Research Project: Leveraging Remote Sensing, Land Surface Modeling and Ground-based Observations ... Variables within Heterogeneous Agricultural Landscapes

Location: Hydrology and Remote Sensing Laboratory

Title: Impact of aerodynamic resistance formulations used in two-source modeling of energy exchange from the soil and vegetation using land surface temperature

Author
item Kustas, William - Bill
item NIETO, H. - SPANISH NATIONAL RESEARCH COUNCIL
item ANDREU, A. - UNITED NATIONS UNIVERSITY
item CAMMALLERI, C. - COLLABORATOR
item KOOL, D. - BEN GURION UNIVERSITY OF NEGEV
item AGAM, N. - BEN GURION UNIVERSITY OF NEGEV
item Alfieri, Joseph

Submitted to: American Geophysical Union
Publication Type: Abstract Only
Publication Acceptance Date: 10/3/2016
Publication Date: 12/10/2016
Citation: Kustas, W.P., Nieto, H., Andreu, A., Cammalleri, C., Kool, D., Agam, N., Alfieri, J.G. 2016. Impact of aerodynamic resistance formulations used in two-source modeling of energy exchange from the soil and vegetation using land surface temperature.
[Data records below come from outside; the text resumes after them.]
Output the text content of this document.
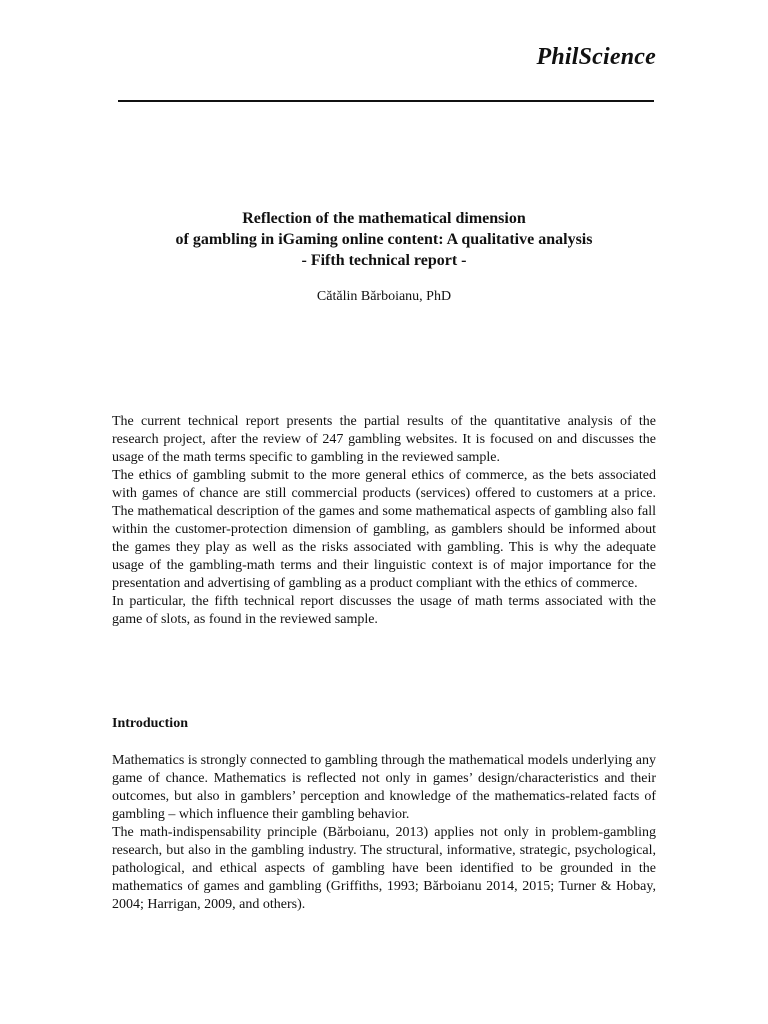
PhilScience
Reflection of the mathematical dimension
of gambling in iGaming online content: A qualitative analysis
- Fifth technical report -
Cătălin Bărboianu, PhD

The current technical report presents the partial results of the quantitative analysis of the research project, after the review of 247 gambling websites. It is focused on and discusses the usage of the math terms specific to gambling in the reviewed sample.

The ethics of gambling submit to the more general ethics of commerce, as the bets associated with games of chance are still commercial products (services) offered to customers at a price. The mathematical description of the games and some mathematical aspects of gambling also fall within the customer-protection dimension of gambling, as gamblers should be informed about the games they play as well as the risks associated with gambling. This is why the adequate usage of the gambling-math terms and their linguistic context is of major importance for the presentation and advertising of gambling as a product compliant with the ethics of commerce.

In particular, the fifth technical report discusses the usage of math terms associated with the game of slots, as found in the reviewed sample.

Introduction

Mathematics is strongly connected to gambling through the mathematical models underlying any game of chance. Mathematics is reflected not only in games’ design/characteristics and their outcomes, but also in gamblers’ perception and knowledge of the mathematics-related facts of gambling – which influence their gambling behavior.

The math-indispensability principle (Bărboianu, 2013) applies not only in problem-gambling research, but also in the gambling industry. The structural, informative, strategic, psychological, pathological, and ethical aspects of gambling have been identified to be grounded in the mathematics of games and gambling (Griffiths, 1993; Bărboianu 2014, 2015; Turner & Hobay, 2004; Harrigan, 2009, and others).
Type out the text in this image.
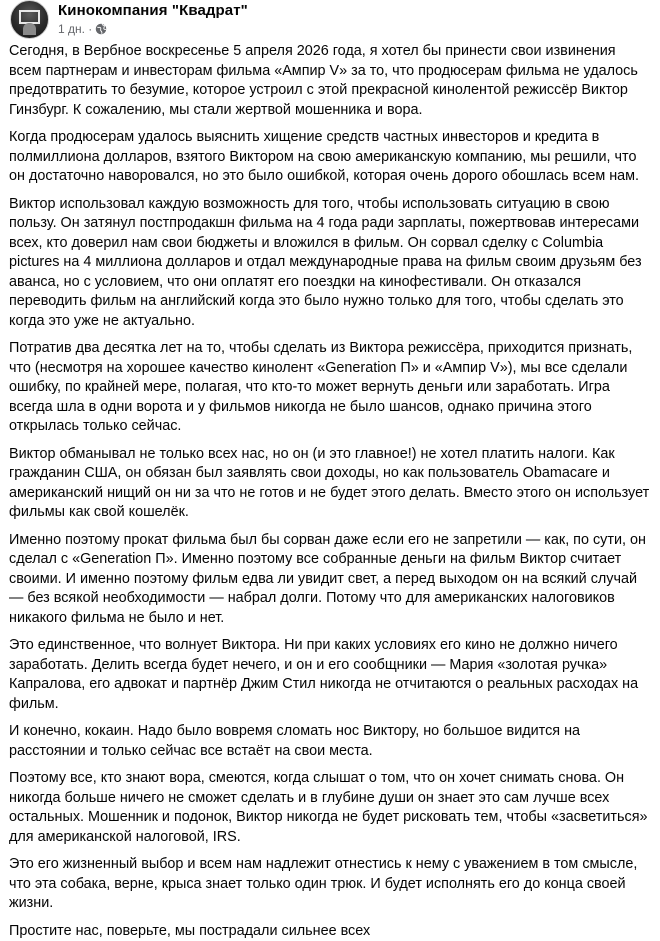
Кинокомпания "Квадрат"
1 дн. ·

Сегодня, в Вербное воскресенье 5 апреля 2026 года, я хотел бы принести свои извинения всем партнерам и инвесторам фильма «Ампир V» за то, что продюсерам фильма не удалось предотвратить то безумие, которое устроил с этой прекрасной кинолентой режиссёр Виктор Гинзбург. К сожалению, мы стали жертвой мошенника и вора.

Когда продюсерам удалось выяснить хищение средств частных инвесторов и кредита в полмиллиона долларов, взятого Виктором на свою американскую компанию, мы решили, что он достаточно наворовался, но это было ошибкой, которая очень дорого обошлась всем нам.

Виктор использовал каждую возможность для того, чтобы использовать ситуацию в свою пользу. Он затянул постпродакшн фильма на 4 года ради зарплаты, пожертвовав интересами всех, кто доверил нам свои бюджеты и вложился в фильм. Он сорвал сделку с Columbia pictures на 4 миллиона долларов и отдал международные права на фильм своим друзьям без аванса, но с условием, что они оплатят его поездки на кинофестивали. Он отказался переводить фильм на английский когда это было нужно только для того, чтобы сделать это когда это уже не актуально.

Потратив два десятка лет на то, чтобы сделать из Виктора режиссёра, приходится признать, что (несмотря на хорошее качество кинолент «Generation П» и «Ампир V»), мы все сделали ошибку, по крайней мере, полагая, что кто-то может вернуть деньги или заработать. Игра всегда шла в одни ворота и у фильмов никогда не было шансов, однако причина этого открылась только сейчас.

Виктор обманывал не только всех нас, но он (и это главное!) не хотел платить налоги. Как гражданин США, он обязан был заявлять свои доходы, но как пользователь Obamacare и американский нищий он ни за что не готов и не будет этого делать. Вместо этого он использует фильмы как свой кошелёк.

Именно поэтому прокат фильма был бы сорван даже если его не запретили — как, по сути, он сделал с «Generation П». Именно поэтому все собранные деньги на фильм Виктор считает своими. И именно поэтому фильм едва ли увидит свет, а перед выходом он на всякий случай — без всякой необходимости — набрал долги. Потому что для американских налоговиков никакого фильма не было и нет.

Это единственное, что волнует Виктора. Ни при каких условиях его кино не должно ничего заработать. Делить всегда будет нечего, и он и его сообщники — Мария «золотая ручка» Капралова, его адвокат и партнёр Джим Стил никогда не отчитаются о реальных расходах на фильм.

И конечно, кокаин. Надо было вовремя сломать нос Виктору, но большое видится на расстоянии и только сейчас все встаёт на свои места.

Поэтому все, кто знают вора, смеются, когда слышат о том, что он хочет снимать снова. Он никогда больше ничего не сможет сделать и в глубине души он знает это сам лучше всех остальных. Мошенник и подонок, Виктор никогда не будет рисковать тем, чтобы «засветиться» для американской налоговой, IRS.

Это его жизненный выбор и всем нам надлежит отнестись к нему с уважением в том смысле, что эта собака, верне, крыса знает только один трюк. И будет исполнять его до конца своей жизни.

Простите нас, поверьте, мы пострадали сильнее всех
American Geophysical Union. https://agu.confex.com/agu/fm16/meetingapp.cgi/Paper/143632.

Interpretive Summary:

Technical Abstract: Application of the Two-Source Energy Balance (TSEB) Model using land surface temperature (LST) requires aerodynamic resistance parameterizations for the flux exchange above the canopy layer, within the canopy air space and at the soil/substrate surface. There are a number of aerodynamic resistance formulations that can be used, based on K-theory or Lagrangian approaches while others are semi-empirical derived from experimental data. These formulations require a within-canopy wind profile model as well as a parameterization for heat transfer from soil surface. The effect of the various parameterization schemes on TSEB output using tower and airborne LST observations over both highly-structured perennial crops, such as orchards and vineyards, and strongly clumped natural vegetation, such as woody savanna and desert shrublands will be presented. The utility of the various aerodynamic resistance formulas for application over these types of canopy architectures will also be discussed along with ongoing efforts to develop more reliable approaches for strongly-clumped and open-canopy environments for partitioning soil and canopy fluxes.